Ain Jones is haunted by an imposter. Her money was stolen, her car insurance doubled in price, she lost her driver's license, there were warrants out for her arrest and she had to pay a $300 court fine. There are fraud warnings and notices on every digital record of her person, from credit bureaus to the motor vehicle agencies. For now, the thief has stopped, and she has her identity back, Jones says.
Today, she carries with her a "golden file," which includes copies of her birth certificate, her court documents, letters from her lawyer and other paperwork she needs to prove she is who she claims.
"I am still me. But I still have to prove I am me," she said.
Jones was just one of the half million identity theft victims who have filed complaints with the Federal Trade Commission in the past four years, indicating they have a digital imposter. For the fourth straight year, identity theft is the top consumer complaint, the FTC said Thursday - with 214,000 consumers saying they were hit with the crime in the past year, an increase of 33 percent over 2002. Another 301,000 reports were filed in 2003 dealing with all manner of consumer fraud -- more than half of them Internet-related.
In all, consumers told the FTC they lost $437 million to con artists last year. The average Internet fraud victim reported losing about $200.
Jones figures her two-year fight with her imposter has cost her much more than that, at least several thousand dollars, just in legal fees. And last year, she was ordered to pay a $300 fine by a judge who wasn't interested in her identity theft story during a court appearance related to an outstanding warrant for her arrest.
"You are here, you pay the fine," she says the judge told her. She paid the fine at the time, rather than face the legal expense of challenging it, which would have been higher.
"Her story is frightening, but all too common," said Chuck Harwood, the FTC's Northwest Regional Office director.
Jones was the human face at a press conference held in Seattle by the Federal Trade Commission, which is trying to drum up support for its nationwide Consumer Sentinel database. Law enforcement agencies from around the country can tap into the database and look for patterns of crime, often the best way to catch identity thieves and other con artists.

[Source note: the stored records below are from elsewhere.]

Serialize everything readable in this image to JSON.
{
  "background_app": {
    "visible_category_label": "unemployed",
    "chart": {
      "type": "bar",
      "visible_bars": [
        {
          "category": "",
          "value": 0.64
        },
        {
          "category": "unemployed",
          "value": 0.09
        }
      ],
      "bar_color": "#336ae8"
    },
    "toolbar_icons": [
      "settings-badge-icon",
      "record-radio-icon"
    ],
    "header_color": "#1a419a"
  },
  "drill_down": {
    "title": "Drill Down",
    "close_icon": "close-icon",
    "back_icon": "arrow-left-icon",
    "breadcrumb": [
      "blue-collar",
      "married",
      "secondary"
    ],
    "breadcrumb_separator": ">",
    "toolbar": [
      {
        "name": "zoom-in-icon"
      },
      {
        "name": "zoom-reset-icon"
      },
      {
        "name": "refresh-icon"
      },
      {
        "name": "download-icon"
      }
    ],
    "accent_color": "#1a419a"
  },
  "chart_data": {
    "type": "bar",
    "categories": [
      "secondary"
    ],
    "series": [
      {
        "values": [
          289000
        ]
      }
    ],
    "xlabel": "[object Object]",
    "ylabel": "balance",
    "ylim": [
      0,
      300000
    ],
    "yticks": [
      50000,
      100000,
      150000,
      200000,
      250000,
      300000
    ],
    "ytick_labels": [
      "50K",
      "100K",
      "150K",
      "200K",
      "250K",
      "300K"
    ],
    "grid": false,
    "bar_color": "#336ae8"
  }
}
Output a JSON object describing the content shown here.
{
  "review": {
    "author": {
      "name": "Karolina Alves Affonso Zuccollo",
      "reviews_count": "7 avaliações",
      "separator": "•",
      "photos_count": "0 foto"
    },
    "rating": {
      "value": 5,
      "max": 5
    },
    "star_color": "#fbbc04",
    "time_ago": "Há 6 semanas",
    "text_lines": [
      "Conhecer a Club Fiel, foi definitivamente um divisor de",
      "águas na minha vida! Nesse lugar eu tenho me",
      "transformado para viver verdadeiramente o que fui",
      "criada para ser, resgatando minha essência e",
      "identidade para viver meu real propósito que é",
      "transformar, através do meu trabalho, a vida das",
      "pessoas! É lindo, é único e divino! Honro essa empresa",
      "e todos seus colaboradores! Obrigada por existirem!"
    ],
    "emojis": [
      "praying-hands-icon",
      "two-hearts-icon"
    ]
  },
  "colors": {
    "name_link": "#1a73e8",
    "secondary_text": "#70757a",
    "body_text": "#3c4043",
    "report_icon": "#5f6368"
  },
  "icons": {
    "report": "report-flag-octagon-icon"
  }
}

Launched four years ago, the database now has a log of 1.5 million consumer complaints, 500,000 of them related to identity theft. The prompt publication of annual fraud statistics also helps get attention to the digital crimes. Some 900 law enforcement agencies, ranging from local police departments to the U.S. Postal Inspection Service, regularly tap into the database. Still, that's only a fraction of the 20,000 or so agencies that are eligible to become part of the Sentinel network. In 2002, a General Accounting Office report on identity theft said broad participation in Consumer Sentinel was the best way to fight the crime.
Another Seattle-area victim, Mary Hale, described falling for a telemarketers pitch that she had been awarded $300 by a court order. She shared her bank account information with the telemarketer, and eventually lost nearly $800, and her account was overdrawn. When her December Social Security check arrived, the bank deducted $300 to cover the difference, she said.
"I didn't have any Christmas," she said.
Consumers from the Seattle metropolitan area are frequent contributors to the database, said the FTC's Harwood. The region was second only to Washington D.C. in the number of complaints filed last year.
"People in this area are very tech-savvy," he said. It's not clear if they are victimized more often than people in other parts of the country, or they are just more likely to report their crime to the FTC, he said.
Other commonly-reported frauds include: Internet auctions, which represented 15 percent of the complaints; shop-at-home/catalog sales, at 9 percent, and Internet services and computer complaints at 6 percent.
San Diego, Calif. had the third-highest per capita rate of consumer fraud reports. Phoenix, Los Angeles/Long Beach Calif., and Riverside/San Bernadino, Calif., residents filed the most IF theft reports, on a per capita basis.